Mr Chowdhury of Nasscom argues that H-1B visa workers are not underpaid, with their median wages more than double the US median. Companies also invest tens of thousands of dollars in legal and government fees for these costly visas.
Also, it has not been a one-way traffic: Indian tech giants have hired and supported nearly 600,000 American workers and spent over a billion dollars on upskilling nearly three million students across 130 US colleges, according to Mr Singh. The Indian tech industry has prioritised US worker hiring and they bring employees on H-1B visas only when they are unable to discover locals with the skills they require, he said.
India is working to ensure the H-1B visa programme remains secure as Trump prepares to receive office later this month. “Our countries distribute a powerful and growing economic and technological collaboration, and the mobility of talented professionals is a vital component of this connection,” India’s foreign ministry spokesperson Randhir Jaiswal told journalists last week.

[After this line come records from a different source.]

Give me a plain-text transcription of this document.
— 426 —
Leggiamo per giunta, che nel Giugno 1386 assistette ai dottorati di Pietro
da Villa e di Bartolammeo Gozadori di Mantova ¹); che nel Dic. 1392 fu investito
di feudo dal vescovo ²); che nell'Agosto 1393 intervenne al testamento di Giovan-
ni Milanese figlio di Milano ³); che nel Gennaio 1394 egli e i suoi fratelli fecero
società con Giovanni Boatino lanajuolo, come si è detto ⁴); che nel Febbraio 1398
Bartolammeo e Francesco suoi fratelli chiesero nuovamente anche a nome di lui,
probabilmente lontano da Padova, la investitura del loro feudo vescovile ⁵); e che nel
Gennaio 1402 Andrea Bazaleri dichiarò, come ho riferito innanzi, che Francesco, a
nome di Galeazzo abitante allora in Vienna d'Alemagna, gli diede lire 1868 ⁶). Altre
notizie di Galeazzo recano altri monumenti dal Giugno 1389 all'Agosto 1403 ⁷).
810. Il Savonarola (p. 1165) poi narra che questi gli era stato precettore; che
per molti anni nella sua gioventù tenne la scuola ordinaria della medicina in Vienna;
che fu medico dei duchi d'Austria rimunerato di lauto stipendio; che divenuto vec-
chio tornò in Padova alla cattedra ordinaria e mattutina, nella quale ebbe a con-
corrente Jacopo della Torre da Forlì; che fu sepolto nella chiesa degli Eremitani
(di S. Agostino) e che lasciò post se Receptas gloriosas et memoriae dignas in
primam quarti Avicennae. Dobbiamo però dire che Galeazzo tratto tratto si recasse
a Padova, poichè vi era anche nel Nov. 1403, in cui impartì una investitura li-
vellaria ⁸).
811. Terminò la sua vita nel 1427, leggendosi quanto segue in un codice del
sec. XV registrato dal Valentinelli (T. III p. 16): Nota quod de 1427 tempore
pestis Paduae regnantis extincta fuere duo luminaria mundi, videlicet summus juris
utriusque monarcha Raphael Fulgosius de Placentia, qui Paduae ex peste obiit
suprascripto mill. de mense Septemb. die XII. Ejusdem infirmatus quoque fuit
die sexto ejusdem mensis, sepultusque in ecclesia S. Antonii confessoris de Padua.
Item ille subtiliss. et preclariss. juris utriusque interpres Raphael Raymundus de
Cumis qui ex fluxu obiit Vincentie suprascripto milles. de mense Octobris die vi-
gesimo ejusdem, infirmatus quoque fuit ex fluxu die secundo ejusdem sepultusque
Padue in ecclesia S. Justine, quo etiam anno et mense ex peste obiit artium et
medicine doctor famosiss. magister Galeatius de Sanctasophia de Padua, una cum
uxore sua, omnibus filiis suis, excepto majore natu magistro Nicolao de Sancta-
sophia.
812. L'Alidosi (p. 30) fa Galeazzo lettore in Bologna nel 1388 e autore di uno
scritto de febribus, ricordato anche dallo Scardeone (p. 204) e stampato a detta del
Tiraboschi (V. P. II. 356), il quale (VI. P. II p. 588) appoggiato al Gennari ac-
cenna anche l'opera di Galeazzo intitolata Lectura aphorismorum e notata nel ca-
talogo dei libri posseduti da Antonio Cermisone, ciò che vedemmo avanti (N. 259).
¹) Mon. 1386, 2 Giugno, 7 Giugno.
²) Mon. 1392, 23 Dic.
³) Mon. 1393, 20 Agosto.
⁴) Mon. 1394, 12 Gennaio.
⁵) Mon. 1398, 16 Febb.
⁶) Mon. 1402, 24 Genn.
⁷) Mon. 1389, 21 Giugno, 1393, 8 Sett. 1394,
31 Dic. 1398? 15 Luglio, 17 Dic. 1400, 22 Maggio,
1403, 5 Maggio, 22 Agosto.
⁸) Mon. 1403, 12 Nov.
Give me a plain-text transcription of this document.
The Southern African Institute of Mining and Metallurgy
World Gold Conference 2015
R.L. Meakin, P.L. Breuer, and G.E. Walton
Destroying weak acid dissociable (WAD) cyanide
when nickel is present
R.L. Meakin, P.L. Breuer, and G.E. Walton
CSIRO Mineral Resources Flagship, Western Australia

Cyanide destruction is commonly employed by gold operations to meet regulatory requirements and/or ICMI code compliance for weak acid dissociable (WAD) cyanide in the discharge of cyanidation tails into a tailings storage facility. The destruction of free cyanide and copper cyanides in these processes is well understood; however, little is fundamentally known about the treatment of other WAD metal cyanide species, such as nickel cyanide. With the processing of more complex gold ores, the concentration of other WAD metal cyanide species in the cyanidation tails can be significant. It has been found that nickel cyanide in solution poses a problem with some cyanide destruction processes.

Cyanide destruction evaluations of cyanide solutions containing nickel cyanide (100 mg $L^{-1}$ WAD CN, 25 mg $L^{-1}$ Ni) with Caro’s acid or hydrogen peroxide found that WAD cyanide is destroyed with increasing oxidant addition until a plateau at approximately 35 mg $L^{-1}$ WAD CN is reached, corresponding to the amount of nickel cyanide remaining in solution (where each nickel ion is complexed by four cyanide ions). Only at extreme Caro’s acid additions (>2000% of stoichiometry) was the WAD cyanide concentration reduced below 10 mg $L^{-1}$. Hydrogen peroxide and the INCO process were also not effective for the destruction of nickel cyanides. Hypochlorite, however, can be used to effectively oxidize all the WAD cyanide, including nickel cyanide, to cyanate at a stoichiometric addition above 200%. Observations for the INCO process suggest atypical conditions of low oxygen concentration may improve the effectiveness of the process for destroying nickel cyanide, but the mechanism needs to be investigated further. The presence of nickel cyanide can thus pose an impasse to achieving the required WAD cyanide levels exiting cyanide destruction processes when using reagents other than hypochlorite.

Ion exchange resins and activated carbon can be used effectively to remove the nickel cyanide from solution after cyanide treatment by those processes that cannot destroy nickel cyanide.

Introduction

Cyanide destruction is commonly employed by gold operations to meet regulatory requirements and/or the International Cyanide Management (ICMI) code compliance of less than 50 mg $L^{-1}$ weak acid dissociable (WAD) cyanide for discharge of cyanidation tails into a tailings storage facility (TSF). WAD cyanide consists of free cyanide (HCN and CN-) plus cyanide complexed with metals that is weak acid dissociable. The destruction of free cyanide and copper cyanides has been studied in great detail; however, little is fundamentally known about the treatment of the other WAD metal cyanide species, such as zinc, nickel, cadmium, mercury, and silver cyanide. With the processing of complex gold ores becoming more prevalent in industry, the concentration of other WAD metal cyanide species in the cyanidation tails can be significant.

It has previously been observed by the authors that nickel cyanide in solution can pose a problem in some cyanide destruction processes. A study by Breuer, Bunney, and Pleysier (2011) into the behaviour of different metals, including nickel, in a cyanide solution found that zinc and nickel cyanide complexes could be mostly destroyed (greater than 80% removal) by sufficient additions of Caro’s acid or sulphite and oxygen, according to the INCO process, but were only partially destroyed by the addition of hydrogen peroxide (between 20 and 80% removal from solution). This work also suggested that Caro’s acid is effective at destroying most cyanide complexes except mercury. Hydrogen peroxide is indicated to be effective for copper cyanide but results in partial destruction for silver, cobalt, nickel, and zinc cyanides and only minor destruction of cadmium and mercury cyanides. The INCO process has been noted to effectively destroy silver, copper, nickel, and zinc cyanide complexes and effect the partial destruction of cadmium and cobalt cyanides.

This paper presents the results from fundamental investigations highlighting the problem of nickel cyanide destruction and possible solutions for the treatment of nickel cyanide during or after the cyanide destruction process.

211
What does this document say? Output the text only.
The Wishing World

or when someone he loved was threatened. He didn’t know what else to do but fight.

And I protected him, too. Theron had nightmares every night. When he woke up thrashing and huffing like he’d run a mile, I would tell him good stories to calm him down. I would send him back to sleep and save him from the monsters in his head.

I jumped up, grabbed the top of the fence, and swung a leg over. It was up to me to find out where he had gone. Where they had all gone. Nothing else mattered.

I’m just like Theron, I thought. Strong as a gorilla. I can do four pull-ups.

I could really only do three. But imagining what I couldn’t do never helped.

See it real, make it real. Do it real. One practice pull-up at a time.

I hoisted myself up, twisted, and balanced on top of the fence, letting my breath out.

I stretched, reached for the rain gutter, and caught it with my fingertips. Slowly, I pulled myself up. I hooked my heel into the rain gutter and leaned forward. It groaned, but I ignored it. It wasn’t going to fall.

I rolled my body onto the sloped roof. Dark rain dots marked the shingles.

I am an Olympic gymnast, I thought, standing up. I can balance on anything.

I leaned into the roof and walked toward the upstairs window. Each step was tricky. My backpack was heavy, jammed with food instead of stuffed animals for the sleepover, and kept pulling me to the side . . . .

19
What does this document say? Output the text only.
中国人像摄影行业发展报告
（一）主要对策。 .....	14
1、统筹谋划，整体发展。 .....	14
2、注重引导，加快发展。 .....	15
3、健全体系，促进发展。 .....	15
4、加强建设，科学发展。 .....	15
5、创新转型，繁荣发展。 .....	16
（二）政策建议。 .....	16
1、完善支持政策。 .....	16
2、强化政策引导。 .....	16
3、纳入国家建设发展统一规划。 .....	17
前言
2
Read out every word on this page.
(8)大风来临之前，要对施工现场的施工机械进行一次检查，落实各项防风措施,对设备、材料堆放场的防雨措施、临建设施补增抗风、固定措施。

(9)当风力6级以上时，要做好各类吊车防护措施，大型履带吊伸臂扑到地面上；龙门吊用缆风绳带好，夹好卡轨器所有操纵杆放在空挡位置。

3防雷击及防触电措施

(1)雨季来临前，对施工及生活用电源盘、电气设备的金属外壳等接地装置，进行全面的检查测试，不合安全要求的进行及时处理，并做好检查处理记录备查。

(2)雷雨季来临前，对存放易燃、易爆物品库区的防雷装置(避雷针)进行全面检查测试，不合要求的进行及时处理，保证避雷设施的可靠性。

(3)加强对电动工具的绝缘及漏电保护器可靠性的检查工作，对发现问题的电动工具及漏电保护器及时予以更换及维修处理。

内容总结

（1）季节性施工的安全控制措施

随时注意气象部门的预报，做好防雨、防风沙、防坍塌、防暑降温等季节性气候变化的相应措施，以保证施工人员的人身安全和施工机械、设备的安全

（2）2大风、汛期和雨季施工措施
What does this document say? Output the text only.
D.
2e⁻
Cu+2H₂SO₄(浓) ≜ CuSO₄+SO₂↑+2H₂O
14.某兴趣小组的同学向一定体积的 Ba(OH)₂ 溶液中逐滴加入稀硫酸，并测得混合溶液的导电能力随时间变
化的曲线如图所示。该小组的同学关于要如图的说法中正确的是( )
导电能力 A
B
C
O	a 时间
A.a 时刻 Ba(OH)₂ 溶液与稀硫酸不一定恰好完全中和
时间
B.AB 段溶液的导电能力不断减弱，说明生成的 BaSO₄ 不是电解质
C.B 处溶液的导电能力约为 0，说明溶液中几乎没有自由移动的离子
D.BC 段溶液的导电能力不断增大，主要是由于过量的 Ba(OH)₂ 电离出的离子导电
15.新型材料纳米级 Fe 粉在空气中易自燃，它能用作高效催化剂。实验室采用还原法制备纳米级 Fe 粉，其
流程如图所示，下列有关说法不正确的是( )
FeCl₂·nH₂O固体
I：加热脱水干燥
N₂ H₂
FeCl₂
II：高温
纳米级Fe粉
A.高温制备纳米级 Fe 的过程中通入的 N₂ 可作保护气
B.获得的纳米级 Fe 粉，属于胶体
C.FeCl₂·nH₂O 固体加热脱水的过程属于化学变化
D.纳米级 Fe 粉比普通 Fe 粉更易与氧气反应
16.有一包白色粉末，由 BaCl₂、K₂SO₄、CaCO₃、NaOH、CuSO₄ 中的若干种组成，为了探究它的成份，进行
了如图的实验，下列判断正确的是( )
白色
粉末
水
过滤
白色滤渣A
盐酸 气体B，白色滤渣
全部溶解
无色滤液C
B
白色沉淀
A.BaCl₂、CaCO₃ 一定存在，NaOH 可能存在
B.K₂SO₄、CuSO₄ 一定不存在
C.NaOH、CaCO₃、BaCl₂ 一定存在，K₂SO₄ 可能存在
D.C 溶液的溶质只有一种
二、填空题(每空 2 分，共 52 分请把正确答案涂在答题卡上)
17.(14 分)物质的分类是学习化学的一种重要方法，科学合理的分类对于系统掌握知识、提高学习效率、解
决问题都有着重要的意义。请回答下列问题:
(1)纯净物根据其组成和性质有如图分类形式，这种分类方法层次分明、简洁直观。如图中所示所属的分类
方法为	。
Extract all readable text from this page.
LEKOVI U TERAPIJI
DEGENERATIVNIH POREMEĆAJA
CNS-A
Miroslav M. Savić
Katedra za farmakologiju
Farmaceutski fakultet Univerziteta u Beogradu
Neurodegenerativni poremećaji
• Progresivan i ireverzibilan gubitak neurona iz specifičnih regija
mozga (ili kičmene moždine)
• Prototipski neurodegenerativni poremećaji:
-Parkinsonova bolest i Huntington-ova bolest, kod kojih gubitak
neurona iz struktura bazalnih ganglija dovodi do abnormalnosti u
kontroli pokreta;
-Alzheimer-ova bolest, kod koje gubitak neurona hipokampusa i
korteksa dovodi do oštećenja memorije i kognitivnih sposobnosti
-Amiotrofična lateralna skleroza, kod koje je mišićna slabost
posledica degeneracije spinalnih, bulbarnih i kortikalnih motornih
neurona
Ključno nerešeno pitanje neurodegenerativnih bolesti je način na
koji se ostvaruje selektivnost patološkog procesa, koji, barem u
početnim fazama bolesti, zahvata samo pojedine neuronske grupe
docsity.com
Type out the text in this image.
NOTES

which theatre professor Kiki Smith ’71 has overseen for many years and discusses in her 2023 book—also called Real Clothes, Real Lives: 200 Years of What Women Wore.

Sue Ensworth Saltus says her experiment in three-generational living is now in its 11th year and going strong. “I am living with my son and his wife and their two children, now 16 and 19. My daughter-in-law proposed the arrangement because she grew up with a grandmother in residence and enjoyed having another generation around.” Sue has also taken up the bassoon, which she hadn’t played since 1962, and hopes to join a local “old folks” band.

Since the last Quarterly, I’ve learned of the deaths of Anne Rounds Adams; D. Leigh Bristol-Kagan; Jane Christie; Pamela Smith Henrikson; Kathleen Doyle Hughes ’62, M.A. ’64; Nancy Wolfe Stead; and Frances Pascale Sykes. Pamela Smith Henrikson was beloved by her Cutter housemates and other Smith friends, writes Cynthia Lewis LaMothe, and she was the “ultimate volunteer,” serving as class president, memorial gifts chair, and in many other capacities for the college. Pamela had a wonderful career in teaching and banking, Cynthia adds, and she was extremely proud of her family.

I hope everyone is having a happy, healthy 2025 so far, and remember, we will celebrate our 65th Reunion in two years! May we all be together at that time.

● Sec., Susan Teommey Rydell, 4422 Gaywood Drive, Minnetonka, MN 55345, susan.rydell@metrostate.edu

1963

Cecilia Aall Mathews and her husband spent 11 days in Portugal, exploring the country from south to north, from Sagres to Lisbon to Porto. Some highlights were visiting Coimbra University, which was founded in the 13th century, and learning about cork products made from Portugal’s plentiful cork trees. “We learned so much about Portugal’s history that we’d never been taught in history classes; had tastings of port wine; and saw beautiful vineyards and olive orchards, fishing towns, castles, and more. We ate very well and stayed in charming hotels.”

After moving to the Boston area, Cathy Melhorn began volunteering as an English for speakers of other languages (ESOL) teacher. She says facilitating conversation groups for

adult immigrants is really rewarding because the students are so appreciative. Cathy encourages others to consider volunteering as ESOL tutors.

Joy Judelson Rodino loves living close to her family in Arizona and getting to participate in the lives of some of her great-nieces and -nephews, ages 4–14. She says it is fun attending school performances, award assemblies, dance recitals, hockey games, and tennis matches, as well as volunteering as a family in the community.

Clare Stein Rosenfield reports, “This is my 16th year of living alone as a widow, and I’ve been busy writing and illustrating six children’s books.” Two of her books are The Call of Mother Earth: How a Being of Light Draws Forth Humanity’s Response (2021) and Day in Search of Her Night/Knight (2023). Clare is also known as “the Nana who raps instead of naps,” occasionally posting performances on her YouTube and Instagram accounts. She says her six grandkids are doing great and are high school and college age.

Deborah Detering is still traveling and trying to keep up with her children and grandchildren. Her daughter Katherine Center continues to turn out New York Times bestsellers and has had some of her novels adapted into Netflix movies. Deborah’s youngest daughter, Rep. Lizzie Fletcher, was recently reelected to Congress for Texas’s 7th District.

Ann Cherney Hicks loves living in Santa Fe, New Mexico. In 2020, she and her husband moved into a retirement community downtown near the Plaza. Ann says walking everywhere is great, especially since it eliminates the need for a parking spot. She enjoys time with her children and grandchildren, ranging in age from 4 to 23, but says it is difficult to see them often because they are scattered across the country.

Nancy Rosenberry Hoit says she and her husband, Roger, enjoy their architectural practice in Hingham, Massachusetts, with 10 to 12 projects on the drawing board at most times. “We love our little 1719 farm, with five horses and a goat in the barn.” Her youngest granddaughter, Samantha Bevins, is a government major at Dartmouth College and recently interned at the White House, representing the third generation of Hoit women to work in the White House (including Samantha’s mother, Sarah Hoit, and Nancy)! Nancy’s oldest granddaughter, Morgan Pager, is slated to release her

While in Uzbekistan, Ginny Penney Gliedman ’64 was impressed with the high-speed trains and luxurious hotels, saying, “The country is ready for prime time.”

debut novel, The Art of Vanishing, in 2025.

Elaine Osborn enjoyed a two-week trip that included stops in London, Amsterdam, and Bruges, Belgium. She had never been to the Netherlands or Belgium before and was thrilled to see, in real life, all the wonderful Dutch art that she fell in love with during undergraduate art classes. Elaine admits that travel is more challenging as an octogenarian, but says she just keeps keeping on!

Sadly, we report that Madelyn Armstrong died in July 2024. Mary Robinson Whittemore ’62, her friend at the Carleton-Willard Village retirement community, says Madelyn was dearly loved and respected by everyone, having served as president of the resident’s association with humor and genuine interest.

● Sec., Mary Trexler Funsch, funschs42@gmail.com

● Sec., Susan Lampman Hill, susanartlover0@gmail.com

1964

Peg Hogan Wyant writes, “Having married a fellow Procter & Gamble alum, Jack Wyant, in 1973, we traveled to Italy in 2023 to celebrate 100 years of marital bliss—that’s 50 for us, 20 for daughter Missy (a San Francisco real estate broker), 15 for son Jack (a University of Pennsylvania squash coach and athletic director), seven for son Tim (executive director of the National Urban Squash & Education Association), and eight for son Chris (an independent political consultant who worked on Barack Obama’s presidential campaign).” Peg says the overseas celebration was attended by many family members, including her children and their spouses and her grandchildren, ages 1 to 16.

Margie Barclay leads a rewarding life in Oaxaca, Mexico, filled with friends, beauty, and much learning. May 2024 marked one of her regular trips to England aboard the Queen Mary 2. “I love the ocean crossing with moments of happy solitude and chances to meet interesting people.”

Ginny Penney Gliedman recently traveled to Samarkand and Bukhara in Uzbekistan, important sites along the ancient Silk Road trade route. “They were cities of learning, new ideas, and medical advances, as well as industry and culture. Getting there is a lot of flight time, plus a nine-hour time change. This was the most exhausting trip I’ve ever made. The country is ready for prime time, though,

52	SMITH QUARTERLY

So what should students aspiring for jobs in the US do? “Any immigration changes in the US will receive period to implement. Students should pick the best college for them, wherever that may be. With excellent immigration counsel, they will be able to figure out what to do,” says Mr Yale-Loehr.
For now, despite the political turbulence in the US, Indian earnings in H-1B visas remains steadfast, with students resolute in pursuing the American aspiration.